I know better than this
I’ve seen human, this isn’t it
I know better than this
There is nothing you can relive

When he’s sitting at the top of the world
He’s not as simple as we thought he was, is he?
When he reaches all that fortune and fame
He will realize he’s got nobody left to blame.

He’s got nobody left to blame

Blood Thirst

Page after page, keep reading from this book I made
In my own blood
I keep bleeding but I’m still not saved.

I’ve created something bigger than you, bigger than me
bigger than the air we breathe.
I’ve condemned us all to death so enjoy this breath,
cause your so was given up to me
With this pen I seal our destiny,
this will be the last you hear from me.
Now that truth has been crushed,
it’s time to simply believe.

I need you now help me destroy these demons
I’ve never known anything more worth leaving
It’s christmas in hell and all the damned are screaming
Heal us now help us destroy these demons.

I found my god, and he is not of this earth.
He’s inside of me,
and there is nothing I can do to try and change that.

So damn you all to hell.

Page by page in this book i made.
I keep on bleeding but I’m still not saved.
Now that i know this is the end of me
All can see that i’ve betrayed you in the first degree

Souls have forsaken me
No sight of a single sign of life in this sunken world
The sight of a psychic mind.
I’m drawing a blank and I can’t even think
And now the binding betrayal is rearing its repulsive head.


Blood thirst takes my weathered soul
Blood thirst, take me away.

Less Faith Pt. 2

I’ve been abandoned.
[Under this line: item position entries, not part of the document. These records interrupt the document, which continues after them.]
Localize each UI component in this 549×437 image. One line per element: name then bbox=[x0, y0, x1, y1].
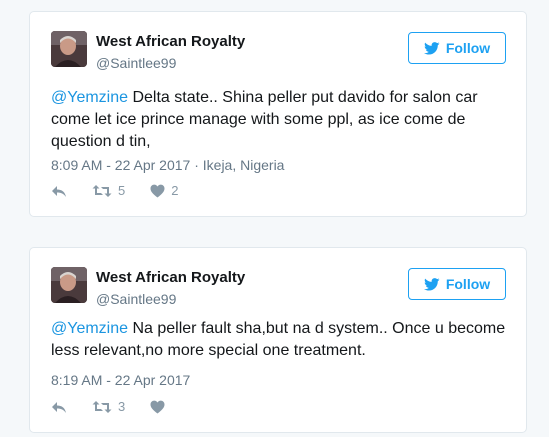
heart-icon bbox=[150, 184, 165, 198]
bird-icon bbox=[423, 41, 440, 55]
author-handle[interactable]: @Saintlee99 bbox=[96, 290, 245, 308]
author[interactable]: West African Royalty @Saintlee99 bbox=[96, 269, 245, 308]
tweet-actions: 5 2 bbox=[51, 183, 203, 198]
follow-button[interactable]: Follow bbox=[408, 32, 506, 64]
retweet-button[interactable]: 5 bbox=[92, 183, 125, 198]
tweet-meta: 8:09 AM - 22 Apr 2017 · Ikeja, Nigeria bbox=[51, 156, 284, 174]
timestamp[interactable]: 8:09 AM - 22 Apr 2017 bbox=[51, 157, 190, 173]
author-handle[interactable]: @Saintlee99 bbox=[96, 54, 245, 72]
author[interactable]: West African Royalty @Saintlee99 bbox=[96, 33, 245, 72]
reply-icon bbox=[52, 185, 66, 197]
avatar[interactable] bbox=[51, 267, 87, 303]
tweet-text: @Yemzine Delta state.. Shina peller put … bbox=[51, 87, 506, 153]
follow-label: Follow bbox=[445, 40, 491, 56]
bird-icon bbox=[423, 277, 440, 291]
follow-button[interactable]: Follow bbox=[408, 268, 506, 300]
reply-button[interactable] bbox=[51, 184, 67, 198]
retweet-icon bbox=[92, 184, 112, 197]
mention-link[interactable]: @Yemzine bbox=[51, 320, 128, 337]
retweet-button[interactable]: 3 bbox=[92, 399, 125, 414]
heart-icon bbox=[150, 400, 165, 414]
tweet-meta: 8:19 AM - 22 Apr 2017 bbox=[51, 371, 190, 389]
retweet-count: 5 bbox=[118, 183, 126, 198]
tweet-actions: 3 bbox=[51, 399, 190, 414]
follow-label: Follow bbox=[445, 276, 491, 292]
timestamp[interactable]: 8:19 AM - 22 Apr 2017 bbox=[51, 372, 190, 388]
retweet-icon bbox=[92, 400, 112, 413]
author-name[interactable]: West African Royalty bbox=[96, 269, 245, 287]
reply-icon bbox=[52, 401, 66, 413]
like-button[interactable]: 2 bbox=[150, 183, 178, 198]
like-count: 2 bbox=[171, 183, 179, 198]
tweet-text: @Yemzine Na peller fault sha,but na d sy… bbox=[51, 318, 506, 362]
mention-link[interactable]: @Yemzine bbox=[51, 89, 128, 106]
avatar[interactable] bbox=[51, 31, 87, 67]
author-name[interactable]: West African Royalty bbox=[96, 33, 245, 51]
tweet-card: West African Royalty @Saintlee99 Follow … bbox=[29, 11, 527, 217]
like-button[interactable] bbox=[150, 400, 165, 414]
tweet-card: West African Royalty @Saintlee99 Follow … bbox=[29, 247, 527, 433]
retweet-count: 3 bbox=[118, 399, 126, 414]
reply-button[interactable] bbox=[51, 400, 67, 414]
location[interactable]: · Ikeja, Nigeria bbox=[190, 157, 284, 173]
I’ve been taken for granted.

These eyes have seen nothing but hate,

nor have they ever stared the truth in the face.

Seven days, seven days, seven days,

try seven fucking years bad luck.

But that’s life and it’s never gonna be alright,

The feeling’s not mine and I’m never gonna feel it’s light.

Bad days fuckin’ holdin’ me down and I’m never gonna go back home.

Bad days fuckin’ holdin’ me down and I’m sick of fucking feeling alone.

Bad days holding me down. Never gonna go back home

Bad days hoding me down. Sick of fucking feeling alone.

Hate and fucking madness

Pain and fucking darkness.

Darkness my life has since failed to produce,

drove me to think I could take from your wonderful news,

and I poured my heart out, and I putt my guard down,

and I put my faith into you.

I shared my sins and asked forgiveness.

But it all amounted to…

A fable a falsehood a scandal a flaw,

I could explain all the feelings I saw.

But I never felt one.

If that makes me crazy then lock me away cause I know I’m insane.

Even if you hate me, if I’m wrong then I’m burnin for eternity,

don’t try to save me.

This isn’t what I wanted to be, a fucking waste,

feeling less faith, feeling less faith every day.

Fucking feeling less faith every day.